I'm faced with a few contradictory statements:
1) This article on Wolfram MathWorld says that "$\mathbb{Z}*\mathbb{Z}=\lbrace(n,m)\rbrace$ is a free abelian group of rank 2." (I thought that this is the definition of $\mathbb{Z}\times\mathbb{Z}$.)
2) This article also on Wolfram MathWorld says that the fundamental group $\pi_1$ of the figure eight is "$\mathbb{Z}*\mathbb{Z}$" and that the first homology group $H_1$ of the figure eight is "$\mathbb{Z}\times\mathbb{Z}$", implying that these two groups are different, i.e., not isomorphic. This article also states the fundamental and first homology groups of a n-torus $\mathbb{T}^n$ are both "$\mathbb{Z}^n$" (which I thought usually refers to $\mathbb{Z}\times . . . \times\mathbb{Z}$ n times?).
3) This article also on Wolfram MathWorld states that the fundamental group of the figure 8 is the "free group with two generators" (i.e., is NOT the free abelian group of rank 2).
4) My textbook, Munkres, states in Section 60 that the fundamental group of the figure eight is not abelian and that the fundamental group of the two-holed torus (2-torus or $\mathbb{T}^2$) is not abelian.
5) This answer on math.stackexchange.com says that the fundamental group of the n-torus is $\langle{a_1}, b_1, ..., a_n, b_n \mid [a_1, b_1]...[a_n, b_n]=0 \rangle$, where $[a, b]=aba^{-1}b^{-1}$.
6) Section 60 of Munkres also states that the fundamental group of a 1-torus is $\mathbb{Z}\times\mathbb{Z}$, which is what I consider the free abelian group of rank 2 (correct me if I'm wrong). As a sanity check, I tested whether this is isomorphic to the group that results from statement (5) when $n=1$, and found that it is.
The best way to resolve this contradiction seems to be to say that statement (1) was a typo and should have said the free abelian group of rank 2 is $\mathbb{Z}\times\mathbb{Z}$, NOT $\mathbb{Z}*\mathbb{Z}$. To fully resolve the contradiction I would then guess that $\mathbb{Z}^n$ in statement (2) is also a typo (since thisusually refers to $\mathbb{Z}\times . . . \times\mathbb{Z}$ n times), and should instead be $\langle{a_1}, b_1, ..., a_n, b_n \mid [a_1, b_1]...[a_n, b_n]=0 \rangle$, as in statement 5. Interpreting things this way, I would also guess that the notation $\mathbb{Z}* . . . *\mathbb{Z}$ refers to the free group with n generators (can someone at least verify whether this is true or not?).
Does this resolution of the contradiction (which implies there are two flagrant typos in Wolfram MathWorld articles) seem correct?

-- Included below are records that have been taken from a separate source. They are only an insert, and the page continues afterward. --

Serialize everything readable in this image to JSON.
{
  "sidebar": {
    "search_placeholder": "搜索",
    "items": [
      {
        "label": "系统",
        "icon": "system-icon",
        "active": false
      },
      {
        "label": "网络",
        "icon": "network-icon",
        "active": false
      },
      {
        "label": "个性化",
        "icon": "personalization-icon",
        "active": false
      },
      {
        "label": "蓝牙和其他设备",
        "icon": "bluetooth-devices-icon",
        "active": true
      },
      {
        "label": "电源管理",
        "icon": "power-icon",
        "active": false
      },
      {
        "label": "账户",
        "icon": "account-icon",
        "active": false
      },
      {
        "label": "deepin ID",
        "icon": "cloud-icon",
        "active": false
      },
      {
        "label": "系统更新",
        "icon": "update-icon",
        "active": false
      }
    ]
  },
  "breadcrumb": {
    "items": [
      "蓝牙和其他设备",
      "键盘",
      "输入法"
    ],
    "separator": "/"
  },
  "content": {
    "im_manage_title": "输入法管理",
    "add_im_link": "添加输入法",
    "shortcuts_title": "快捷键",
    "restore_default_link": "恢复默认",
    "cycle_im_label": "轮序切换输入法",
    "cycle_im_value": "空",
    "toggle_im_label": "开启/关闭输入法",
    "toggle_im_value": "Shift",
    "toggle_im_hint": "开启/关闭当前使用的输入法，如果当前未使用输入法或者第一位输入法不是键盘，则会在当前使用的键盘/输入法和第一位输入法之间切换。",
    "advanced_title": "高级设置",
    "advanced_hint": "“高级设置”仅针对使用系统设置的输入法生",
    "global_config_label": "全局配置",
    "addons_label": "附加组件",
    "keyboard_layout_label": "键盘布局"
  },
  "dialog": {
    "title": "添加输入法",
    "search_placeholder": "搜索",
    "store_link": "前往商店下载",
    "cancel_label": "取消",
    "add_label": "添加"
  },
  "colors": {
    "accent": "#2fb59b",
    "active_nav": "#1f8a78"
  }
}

Would really appreciate any help interpreting these statements and correcting my understanding, as well as any corrections to things I've said that are wrong!
In general, MathWorld has all sorts of mistakes in it, and unlike Wikipedia, they can't be corrected by people who find them. It's really not a trustworthy source.

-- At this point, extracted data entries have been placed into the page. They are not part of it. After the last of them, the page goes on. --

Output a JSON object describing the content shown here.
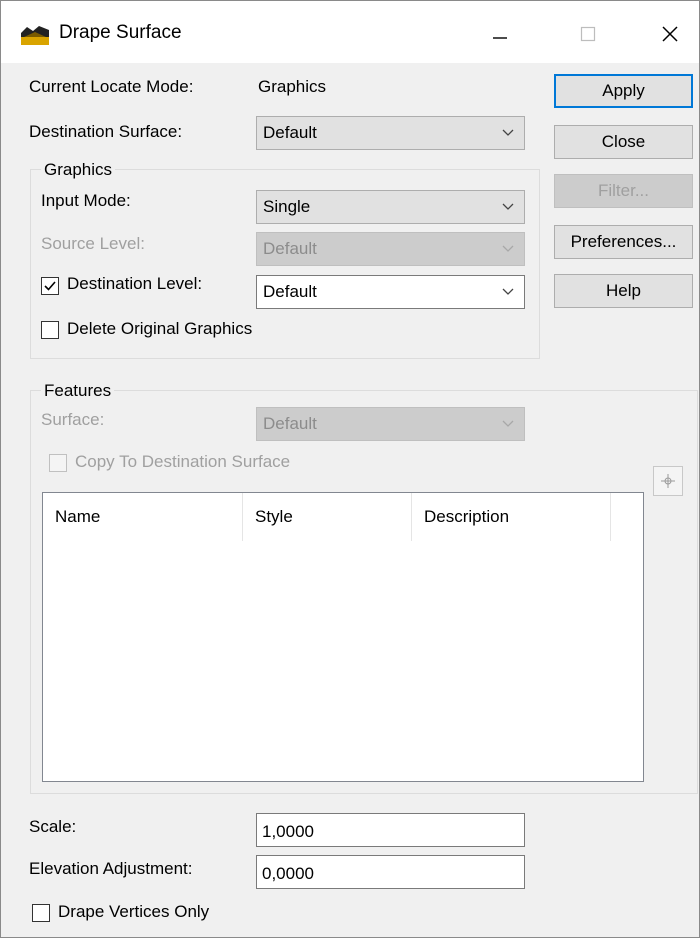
{
  "window": {
    "title": "Drape Surface",
    "icons": {
      "app": "drape-surface-app-icon",
      "minimize": "minimize-icon",
      "maximize": "maximize-icon",
      "close": "close-icon"
    }
  },
  "locate": {
    "label": "Current Locate Mode:",
    "value": "Graphics"
  },
  "destination_surface": {
    "label": "Destination Surface:",
    "value": "Default"
  },
  "buttons": {
    "apply": "Apply",
    "close": "Close",
    "filter": "Filter...",
    "preferences": "Preferences...",
    "help": "Help"
  },
  "graphics": {
    "legend": "Graphics",
    "input_mode": {
      "label": "Input Mode:",
      "value": "Single"
    },
    "source_level": {
      "label": "Source Level:",
      "value": "Default"
    },
    "destination_level": {
      "label": "Destination Level:",
      "value": "Default",
      "checked": true
    },
    "delete_original": {
      "label": "Delete Original Graphics",
      "checked": false
    }
  },
  "features": {
    "legend": "Features",
    "surface": {
      "label": "Surface:",
      "value": "Default"
    },
    "copy_to_destination": {
      "label": "Copy To Destination Surface",
      "checked": false
    },
    "table": {
      "columns": [
        "Name",
        "Style",
        "Description"
      ],
      "rows": []
    },
    "pick_icon": "crosshair-pick-icon"
  },
  "scale": {
    "label": "Scale:",
    "value": "1,0000"
  },
  "elevation": {
    "label": "Elevation Adjustment:",
    "value": "0,0000"
  },
  "drape_vertices": {
    "label": "Drape Vertices Only",
    "checked": false
  },
  "colors": {
    "accent": "#0078d7",
    "dialog_bg": "#f0f0f0",
    "disabled_text": "#a0a0a0"
  }
}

1) This notation is highly nonstandard. $\mathbb{Z} \ast \mathbb{Z}$ usually denotes the free product of $\mathbb{Z}$ with itself. This is the free group $F_2$ on two generators, and in particular is nonabelian.
2) All of this is correct. In particular, the fundamental group of the $n$-torus really is $\mathbb{Z}^n$.
3) This is correct.
4) This is correct. "Two-holed torus" does not refer to $\mathbb{T}^2$, it refers to the surface of genus two.
5) This refers to the surface of genus $n$, not to $\mathbb{T}^n$.
6) This is correct.
So, there were several obstacles for you here: not just MathWorld's confusing notation, but also the distinction between the "$n$-torus" and the "$n$-holed torus" (personally I think this is confusing terminology for exactly this reason, and so I prefer to use "surface of genus $n$" instead).